Adam Hazell

by Horror Sleaze Trash on December 9, 2011

Making his second contribution to HST – Mr Adam Hazell….

Superhero with a Bad Back

I take another hit because I can’t throw no more punches. I mean, officially I haven’t retired but I will never be called back into action. Once a week some ungrateful civic servant comes and checks on me. She asks some questions and ticks some boxes. When she leaves I pick off the gum she sticks under the coffee table, put it in a plastic baggie and place it in the fridge. I don’t know what I plan to do with the evidence, confront her maybe? Someday.

Anyway, I can’t fly like I used to but sometimes hookers will sleep with me for free because I promise I will take them up for a cruise. I tell them to get on my back and then I jump off the bed and we float a foot or so off the floor. In all honesty, the jump (and I guess the shallow-moved sex) has taken its toll on me.
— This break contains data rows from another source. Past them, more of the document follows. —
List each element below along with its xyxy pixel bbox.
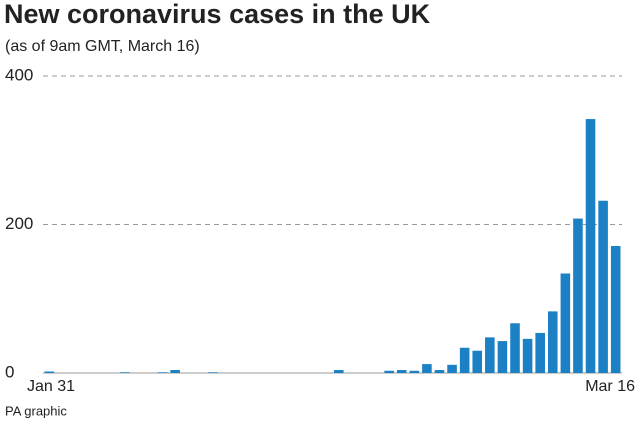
y-tick-label: 200: [5, 214, 33, 233]
bar: [157, 372, 168, 373]
bar: [384, 370, 394, 373]
bar: [485, 337, 495, 373]
bar: [610, 246, 621, 373]
bar: [44, 371, 55, 373]
x-tick-label: Mar 16: [585, 378, 635, 395]
bar: [547, 311, 558, 373]
bar: [510, 323, 520, 373]
y-tick-label: 400: [5, 65, 33, 84]
source-note: PA graphic: [5, 403, 67, 418]
bar: [497, 341, 508, 373]
y-tick-label: 0: [5, 362, 14, 381]
bar: [396, 370, 407, 373]
bar: [120, 372, 130, 373]
bar: [409, 370, 420, 373]
bar: [522, 338, 533, 373]
bar: [535, 332, 545, 373]
bar: [434, 370, 445, 373]
bar: [422, 364, 432, 373]
bar: [334, 370, 344, 373]
bar: [560, 273, 571, 373]
x-tick-label: Jan 31: [27, 378, 75, 395]
bar: [573, 218, 583, 373]
bar: [447, 364, 457, 373]
chart-title: New coronavirus cases in the UK: [4, 0, 431, 29]
bar: [170, 370, 180, 373]
bar: [208, 372, 218, 373]
bar: [459, 347, 470, 373]
chart-subtitle: (as of 9am GMT, March 16): [5, 38, 200, 55]
bar: [585, 119, 596, 373]
bar: [598, 200, 608, 373]
bar: [472, 350, 483, 373]
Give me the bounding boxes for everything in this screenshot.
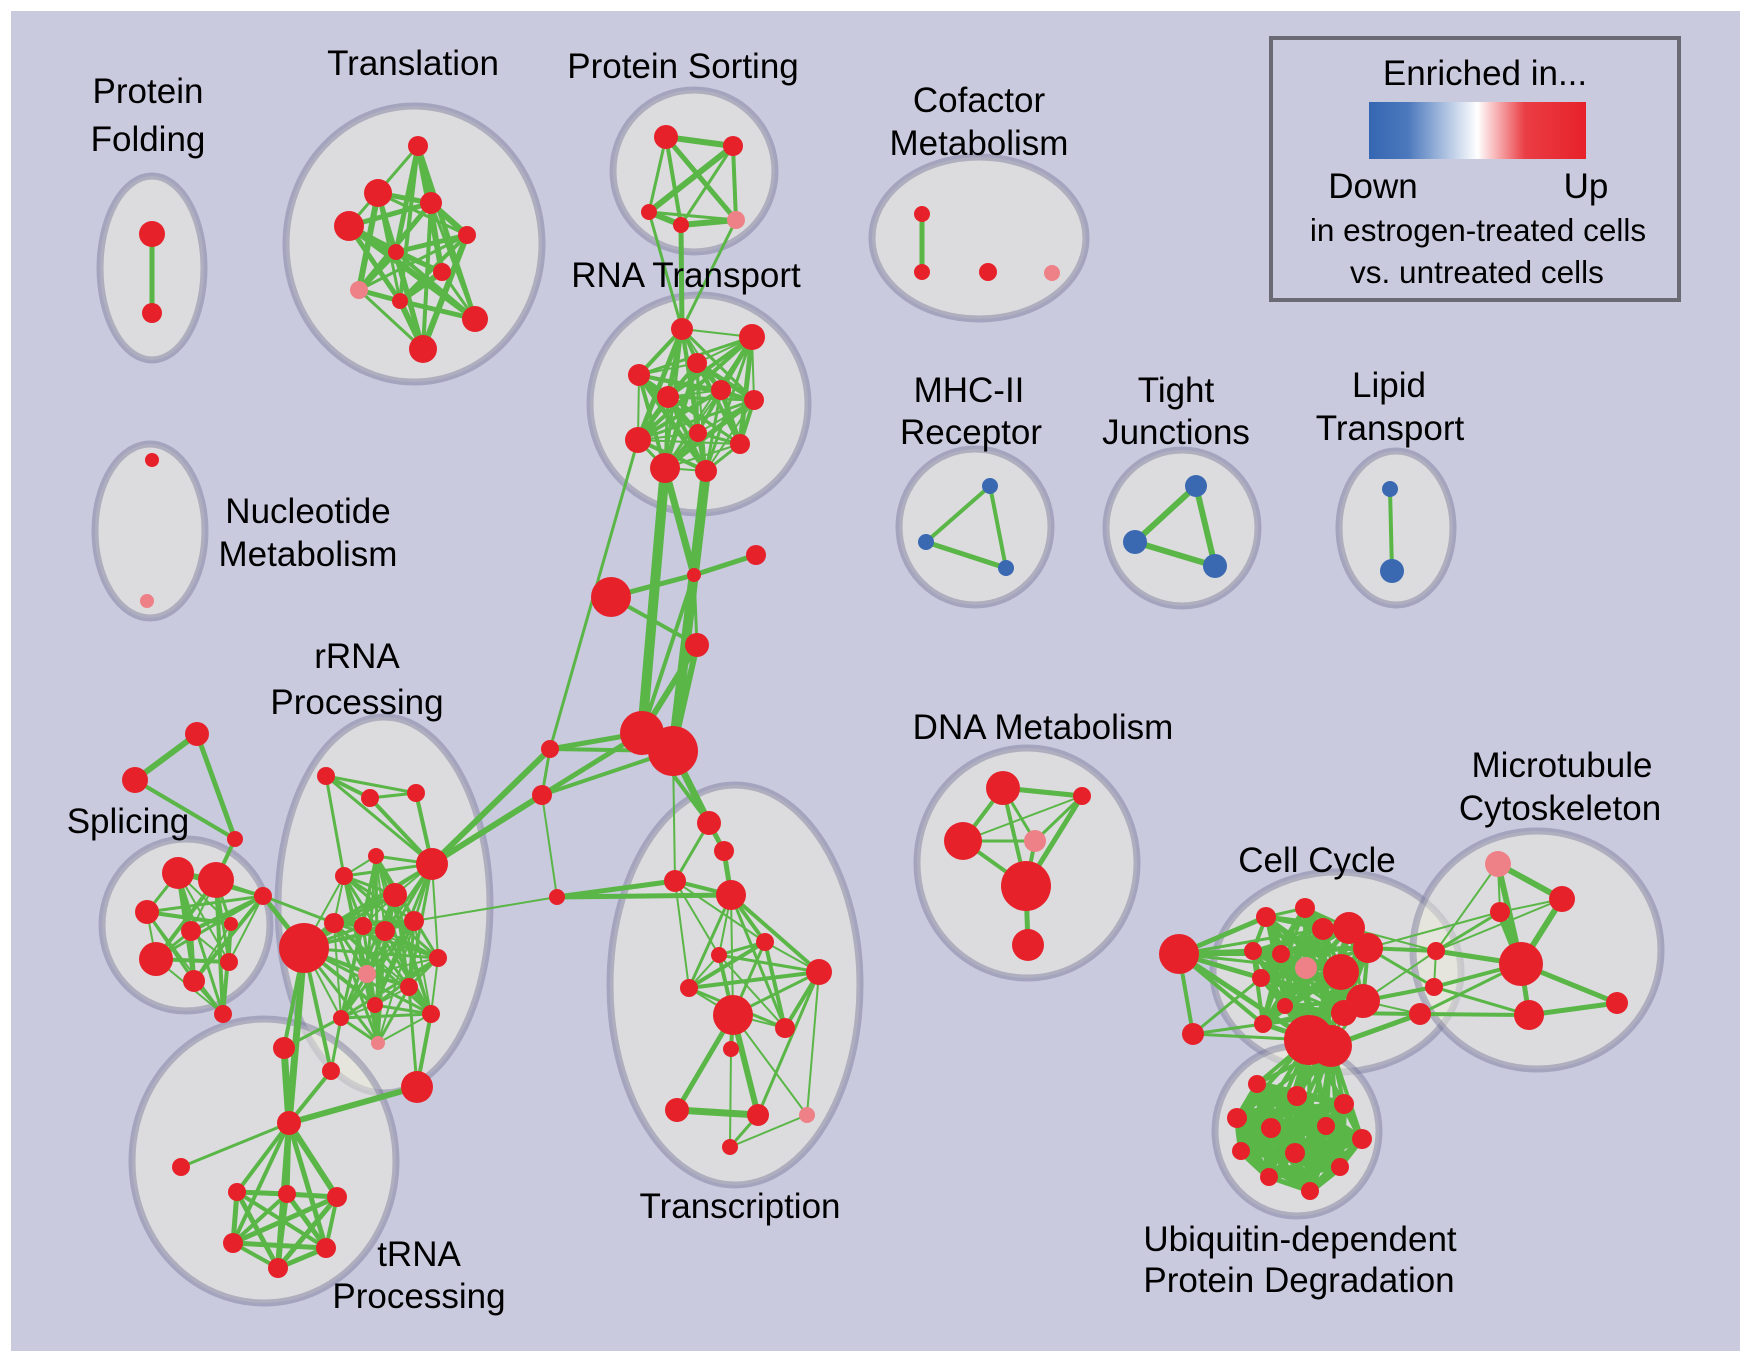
svg-text:rRNA: rRNA — [314, 637, 400, 676]
svg-text:Receptor: Receptor — [900, 413, 1042, 452]
svg-text:in estrogen-treated cells: in estrogen-treated cells — [1310, 212, 1646, 248]
svg-text:Cytoskeleton: Cytoskeleton — [1459, 789, 1661, 828]
svg-text:Protein Degradation: Protein Degradation — [1143, 1261, 1454, 1300]
svg-text:Transport: Transport — [1316, 409, 1465, 448]
svg-text:Protein: Protein — [93, 72, 204, 111]
svg-text:DNA Metabolism: DNA Metabolism — [913, 708, 1174, 747]
svg-text:tRNA: tRNA — [377, 1235, 461, 1274]
svg-text:Nucleotide: Nucleotide — [225, 492, 390, 531]
svg-text:Lipid: Lipid — [1352, 366, 1426, 405]
svg-text:RNA Transport: RNA Transport — [571, 256, 801, 295]
svg-text:Junctions: Junctions — [1102, 413, 1250, 452]
svg-text:Ubiquitin-dependent: Ubiquitin-dependent — [1143, 1220, 1457, 1259]
svg-text:Enriched in...: Enriched in... — [1383, 54, 1587, 93]
svg-text:vs. untreated cells: vs. untreated cells — [1350, 254, 1604, 290]
svg-text:Metabolism: Metabolism — [890, 124, 1069, 163]
svg-text:Down: Down — [1328, 167, 1417, 206]
svg-text:Up: Up — [1564, 167, 1609, 206]
svg-text:MHC-II: MHC-II — [914, 371, 1025, 410]
svg-text:Cell Cycle: Cell Cycle — [1238, 841, 1396, 880]
svg-text:Processing: Processing — [332, 1277, 505, 1316]
svg-text:Translation: Translation — [327, 44, 499, 83]
svg-text:Processing: Processing — [270, 683, 443, 722]
svg-text:Splicing: Splicing — [67, 802, 190, 841]
svg-text:Folding: Folding — [91, 120, 206, 159]
svg-text:Cofactor: Cofactor — [913, 81, 1046, 120]
svg-text:Transcription: Transcription — [640, 1187, 841, 1226]
svg-text:Metabolism: Metabolism — [219, 535, 398, 574]
svg-text:Microtubule: Microtubule — [1472, 746, 1653, 785]
svg-text:Tight: Tight — [1138, 371, 1215, 410]
svg-text:Protein Sorting: Protein Sorting — [567, 47, 799, 86]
When they discover that I am impotent all round they leave all pissed off, unfulfilled once again by a man.

Most of the week is spent on the couch or in bed on some relaxants or, if I’m in the mood, some prescription weed.  No one hassles me about it, enough of my neighbours are old enough to remember what I did for the city but the kids are becoming a concern. They’ll be starting to outnumber this generation soon.

Maybe I’ll get lucky and die (if I can) before I’m completely out of my stash. Jump?

I don’t seem to have much of a choice as none of man’s weapons will work. In the old days falling would be nothing but now I’m old, those days are extinct and I’m relaxed, y’know, I’ll let gravity do its thing and maybe we’ll meet in mutual agreement.

The window opens and I hover.

Hunchback

Some hobo offered me a mouthful of wine if I sucked his dick. I took it, of course, and I was late to ring the bell.

I can expect a beating is on the way. Tomorrow morning no doubt because I know they don’t like to wait and then they’ll talk about restricting my time off the grounds, maybe take away my market trips. I consider defending myself but my spine has only just healed and I could really do with sleeping on my back again, the bed sores ache and ooze as if I’m coming apart at the seams.

I just want to be able to visit my love, the rose seller. Sure, she always has a rather embarrassing camel toe the size of a horse’s skull but you know she gets me.

Picking up some de Sade is all I can do to keep my mind clear of such problems.

So many polluted chemicals and bleached eyeballs (so you’re sure they’re not red?). I know this is mostly hallucination but is the emotion real?

Ah, morning. It’s tomorrow now. I can hear that cunt with that cunt of a whip.

‘Here gimpy gimp gimp,’ he snorts. Laughs too hard and needs more air.

There’s still time to implement my secret weapon and go all out. A rat taught to bite through rope.

I will wait for my punishment under the bell and send us all to hell.

I just hope my love will forgive me.